Furlani E P, Sahoo Y, Ng K C, Wortman J C, Monk T E
Institute for Lasers, Photonics and Biophotonics, University at Buffalo (SUNY), Buffalo, NY 14260, USA.
Biomed Microdevices. 2007 Aug;9(4):451-63. doi: 10.1007/s10544-007-9050-x.
A model is presented for predicting the capture of magnetic micro/nano-particles in a bioseparation microsystem. This bioseparator consists of an array of conductive elements embedded beneath a rectangular microfluidic channel. The magnetic particles are introduced into the microchannel in solution, and are attracted and held by the magnetic force produced by the energized elements. Analytical expressions are obtained for the dominant magnetic and fluidic forces on the particles as they move through the microchannel. These expressions are included in the equations of motion, which are solved numerically to predict particle trajectories and capture time.
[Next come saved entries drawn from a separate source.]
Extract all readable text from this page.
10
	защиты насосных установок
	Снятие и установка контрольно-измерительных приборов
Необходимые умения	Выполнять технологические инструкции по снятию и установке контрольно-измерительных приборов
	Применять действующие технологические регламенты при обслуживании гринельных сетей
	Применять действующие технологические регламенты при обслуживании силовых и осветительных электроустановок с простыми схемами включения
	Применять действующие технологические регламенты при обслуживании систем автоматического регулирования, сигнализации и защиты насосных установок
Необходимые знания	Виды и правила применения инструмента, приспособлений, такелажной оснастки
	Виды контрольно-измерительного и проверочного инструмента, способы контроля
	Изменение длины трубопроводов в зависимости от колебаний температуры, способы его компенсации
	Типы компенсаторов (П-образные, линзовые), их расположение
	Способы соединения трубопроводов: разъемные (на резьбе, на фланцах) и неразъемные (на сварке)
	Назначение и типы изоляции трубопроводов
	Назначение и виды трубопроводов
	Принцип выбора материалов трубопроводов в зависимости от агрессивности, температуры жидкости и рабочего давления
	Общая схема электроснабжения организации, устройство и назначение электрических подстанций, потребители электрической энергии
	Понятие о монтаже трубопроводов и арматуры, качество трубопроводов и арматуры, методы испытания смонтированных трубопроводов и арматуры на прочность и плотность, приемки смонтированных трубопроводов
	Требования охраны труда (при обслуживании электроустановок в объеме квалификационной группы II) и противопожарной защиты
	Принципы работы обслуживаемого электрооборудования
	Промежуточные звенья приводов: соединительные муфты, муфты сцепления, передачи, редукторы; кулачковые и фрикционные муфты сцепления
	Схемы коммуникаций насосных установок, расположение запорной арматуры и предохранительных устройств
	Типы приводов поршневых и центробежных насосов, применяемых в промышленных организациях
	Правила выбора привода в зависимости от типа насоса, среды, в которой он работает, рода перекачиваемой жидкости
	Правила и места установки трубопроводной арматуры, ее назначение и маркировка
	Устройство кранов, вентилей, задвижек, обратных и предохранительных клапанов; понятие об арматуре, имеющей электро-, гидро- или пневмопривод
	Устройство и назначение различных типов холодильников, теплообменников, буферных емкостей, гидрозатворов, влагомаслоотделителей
This model is well-suited for parametric analysis of particle capture taking into account variations in particle size, material properties, applied current, microchannel dimensions, fluid properties, and flow velocity.
提出了一种用于预测生物分离微系统中磁性微/纳米颗粒捕获情况的模型。该生物分离器由嵌入矩形微流体通道下方的一系列导电元件组成。磁性颗粒在溶液中被引入微通道,并被通电元件产生的磁力吸引并固定。得到了颗粒在微通道中移动时主要磁力和流体力的解析表达式。这些表达式包含在运动方程中,通过数值求解来预测颗粒轨迹和捕获时间。该模型非常适合考虑颗粒尺寸、材料特性、施加电流、微通道尺寸、流体特性和流速变化的颗粒捕获参数分析。